Potentially dangerous interactions with other substances are a significant concern. Combining LSA with lithium has been strongly discouraged, as anecdotal evidence suggests this can greatly increase the risk of seizures and psychosis. Cannabis, while often used alongside psychedelics, can interact with LSA unpredictably, sometimes amplifying anxiety or paranoia. Stimulants such as amphetamines or cocaine may also worsen negative psychological effects, increasing the likelihood of panic, mania, or psychosis. Tramadol, which lowers the seizure threshold, is considered particularly unsafe in combination. On the other hand, selective serotonin reuptake inhibitors (SSRIs) are reported to dull LSA’s effects, while monoamine oxidase inhibitors can intensify them, sometimes to dangerous levels. For all of these reasons, users stress the importance of researching interactions thoroughly before considering any combination.

In summary, lysergic acid amide occupies an unusual position among psychedelics. It is a naturally occurring compound with deep historical roots and intriguing chemical similarities to LSD, yet its effects are often less spectacular and more physically demanding. For some, its sedating and dreamlike qualities offer unique insights and experiences that differ from those of classical hallucinogens. For others, the physical discomfort outweighs any potential benefit. Despite its legal status in many regions and availability through common ornamental plants, the risks associated with contaminated seeds, unpredictable dosage, and physiological strain mean that caution is essential. Anyone interested in exploring LSA is urged to approach it with respect, preparation, and a strong commitment to harm reduction.

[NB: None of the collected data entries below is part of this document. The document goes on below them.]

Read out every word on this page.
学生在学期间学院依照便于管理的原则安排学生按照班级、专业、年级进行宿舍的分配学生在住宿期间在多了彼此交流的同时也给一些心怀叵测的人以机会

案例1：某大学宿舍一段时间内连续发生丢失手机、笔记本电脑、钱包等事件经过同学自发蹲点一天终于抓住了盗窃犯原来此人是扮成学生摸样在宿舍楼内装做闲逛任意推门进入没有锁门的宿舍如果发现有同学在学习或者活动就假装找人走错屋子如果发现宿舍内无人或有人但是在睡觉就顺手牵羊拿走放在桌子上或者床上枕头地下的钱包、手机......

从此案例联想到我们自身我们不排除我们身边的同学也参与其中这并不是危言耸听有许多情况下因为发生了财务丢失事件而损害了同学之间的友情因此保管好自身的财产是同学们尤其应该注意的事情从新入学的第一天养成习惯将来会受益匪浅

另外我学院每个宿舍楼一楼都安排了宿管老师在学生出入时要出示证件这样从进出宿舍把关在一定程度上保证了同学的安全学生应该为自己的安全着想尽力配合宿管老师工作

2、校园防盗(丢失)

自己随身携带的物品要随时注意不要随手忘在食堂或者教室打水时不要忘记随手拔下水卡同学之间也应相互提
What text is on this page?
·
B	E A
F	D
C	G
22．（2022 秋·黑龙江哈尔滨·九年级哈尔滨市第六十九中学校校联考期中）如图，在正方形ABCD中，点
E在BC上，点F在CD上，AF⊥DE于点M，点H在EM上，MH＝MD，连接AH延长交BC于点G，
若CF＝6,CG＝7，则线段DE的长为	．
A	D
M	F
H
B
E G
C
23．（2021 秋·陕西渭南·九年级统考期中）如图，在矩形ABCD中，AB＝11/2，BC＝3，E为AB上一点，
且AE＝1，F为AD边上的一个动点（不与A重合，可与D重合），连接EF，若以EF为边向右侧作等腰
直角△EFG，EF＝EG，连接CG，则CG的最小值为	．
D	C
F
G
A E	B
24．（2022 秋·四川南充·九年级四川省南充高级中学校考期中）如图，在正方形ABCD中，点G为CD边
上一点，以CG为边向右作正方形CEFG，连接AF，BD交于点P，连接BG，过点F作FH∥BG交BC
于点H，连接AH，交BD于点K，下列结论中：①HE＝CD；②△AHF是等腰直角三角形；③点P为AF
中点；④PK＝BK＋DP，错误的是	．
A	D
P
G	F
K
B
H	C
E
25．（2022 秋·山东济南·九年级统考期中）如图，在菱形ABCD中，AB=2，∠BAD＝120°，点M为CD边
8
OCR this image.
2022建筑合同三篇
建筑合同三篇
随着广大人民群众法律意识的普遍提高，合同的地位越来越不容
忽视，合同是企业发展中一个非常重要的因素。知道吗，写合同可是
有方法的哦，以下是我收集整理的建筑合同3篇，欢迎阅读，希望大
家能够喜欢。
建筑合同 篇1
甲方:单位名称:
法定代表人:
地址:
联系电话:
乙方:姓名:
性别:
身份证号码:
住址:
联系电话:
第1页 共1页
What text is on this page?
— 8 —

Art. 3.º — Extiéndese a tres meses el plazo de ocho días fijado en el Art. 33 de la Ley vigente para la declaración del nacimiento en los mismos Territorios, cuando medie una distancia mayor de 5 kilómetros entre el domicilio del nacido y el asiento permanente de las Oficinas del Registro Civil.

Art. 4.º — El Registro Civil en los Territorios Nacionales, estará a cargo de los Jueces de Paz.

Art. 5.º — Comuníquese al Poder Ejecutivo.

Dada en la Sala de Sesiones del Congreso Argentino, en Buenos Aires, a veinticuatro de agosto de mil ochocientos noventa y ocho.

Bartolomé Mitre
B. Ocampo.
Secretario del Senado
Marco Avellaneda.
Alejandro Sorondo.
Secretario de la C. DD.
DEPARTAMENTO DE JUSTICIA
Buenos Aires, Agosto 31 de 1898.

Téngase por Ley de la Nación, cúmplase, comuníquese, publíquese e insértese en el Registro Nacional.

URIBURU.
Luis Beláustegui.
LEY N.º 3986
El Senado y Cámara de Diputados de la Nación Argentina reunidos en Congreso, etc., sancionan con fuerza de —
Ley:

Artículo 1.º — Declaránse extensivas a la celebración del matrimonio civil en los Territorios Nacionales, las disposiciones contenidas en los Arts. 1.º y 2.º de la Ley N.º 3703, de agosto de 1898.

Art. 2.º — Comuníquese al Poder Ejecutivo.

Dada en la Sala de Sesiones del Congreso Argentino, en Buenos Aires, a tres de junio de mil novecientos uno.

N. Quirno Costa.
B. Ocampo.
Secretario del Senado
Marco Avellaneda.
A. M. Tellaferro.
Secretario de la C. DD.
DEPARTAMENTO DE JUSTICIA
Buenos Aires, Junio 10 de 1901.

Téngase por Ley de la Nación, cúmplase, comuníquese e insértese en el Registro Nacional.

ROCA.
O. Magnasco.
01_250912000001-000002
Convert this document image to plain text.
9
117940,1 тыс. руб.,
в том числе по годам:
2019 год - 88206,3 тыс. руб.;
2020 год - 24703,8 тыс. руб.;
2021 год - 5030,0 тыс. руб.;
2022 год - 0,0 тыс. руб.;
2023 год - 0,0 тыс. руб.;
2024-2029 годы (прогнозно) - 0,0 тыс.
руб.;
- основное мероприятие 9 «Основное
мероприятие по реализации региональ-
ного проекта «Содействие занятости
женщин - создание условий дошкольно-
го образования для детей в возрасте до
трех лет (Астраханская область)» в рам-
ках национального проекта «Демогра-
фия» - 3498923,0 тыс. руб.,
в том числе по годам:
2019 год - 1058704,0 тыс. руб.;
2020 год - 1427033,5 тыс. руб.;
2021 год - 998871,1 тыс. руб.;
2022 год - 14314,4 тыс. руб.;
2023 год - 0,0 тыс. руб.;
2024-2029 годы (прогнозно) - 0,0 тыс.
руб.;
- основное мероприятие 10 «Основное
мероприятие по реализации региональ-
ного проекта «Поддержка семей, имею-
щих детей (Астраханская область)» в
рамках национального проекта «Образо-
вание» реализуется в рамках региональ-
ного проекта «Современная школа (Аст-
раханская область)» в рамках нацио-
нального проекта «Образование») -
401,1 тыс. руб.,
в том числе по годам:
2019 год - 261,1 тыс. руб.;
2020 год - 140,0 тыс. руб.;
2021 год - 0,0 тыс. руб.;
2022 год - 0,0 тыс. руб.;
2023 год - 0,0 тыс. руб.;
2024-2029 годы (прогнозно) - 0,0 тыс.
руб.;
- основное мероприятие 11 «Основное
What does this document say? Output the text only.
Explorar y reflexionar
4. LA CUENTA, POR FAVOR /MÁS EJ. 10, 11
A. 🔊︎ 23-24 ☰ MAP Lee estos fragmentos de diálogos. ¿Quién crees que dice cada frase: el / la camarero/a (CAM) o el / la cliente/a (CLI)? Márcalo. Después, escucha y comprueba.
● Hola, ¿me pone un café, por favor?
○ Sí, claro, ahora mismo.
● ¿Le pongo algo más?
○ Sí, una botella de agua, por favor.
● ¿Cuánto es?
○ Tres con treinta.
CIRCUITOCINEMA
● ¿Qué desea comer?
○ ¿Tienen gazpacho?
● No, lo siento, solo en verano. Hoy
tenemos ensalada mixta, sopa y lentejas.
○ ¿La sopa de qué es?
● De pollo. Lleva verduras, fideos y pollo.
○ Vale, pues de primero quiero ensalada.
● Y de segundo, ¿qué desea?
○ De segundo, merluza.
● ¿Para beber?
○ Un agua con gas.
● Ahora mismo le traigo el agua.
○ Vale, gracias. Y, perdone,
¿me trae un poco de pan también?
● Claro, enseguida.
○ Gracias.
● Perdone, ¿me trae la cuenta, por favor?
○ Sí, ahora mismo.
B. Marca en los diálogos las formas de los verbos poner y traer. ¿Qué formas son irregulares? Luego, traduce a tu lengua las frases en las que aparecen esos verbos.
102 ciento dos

LSA vs. LSD: Similar Origins, Divergent Effects[2]

Psychedelic substances represent a diverse group of compounds that have been used for centuries in ritualistic and cultural contexts and, more recently, for recreational and research purposes. They are characterized by their ability to alter consciousness, perception, and mood, producing psychomimetic experiences that vary depending on the user and surrounding environment. Chemically, these substances can be grouped into indoleamines, phenethylamines, and ergolines, with lysergic acid diethylamide (LSD) being the most well-known example of the latter. Their primary mechanism of action involves stimulation of serotonin 5-HT2A receptors, especially those found on cortical pyramidal neurons, which in turn modulates glutamate release. While their influence on the autonomic nervous system is relatively weak, they are highly potent at extremely low doses, as exemplified by LSD, which produces marked effects at microgram levels. Limited dopaminergic activity in the mesolimbic system has also been reported, which may account for their generally low dependence potential.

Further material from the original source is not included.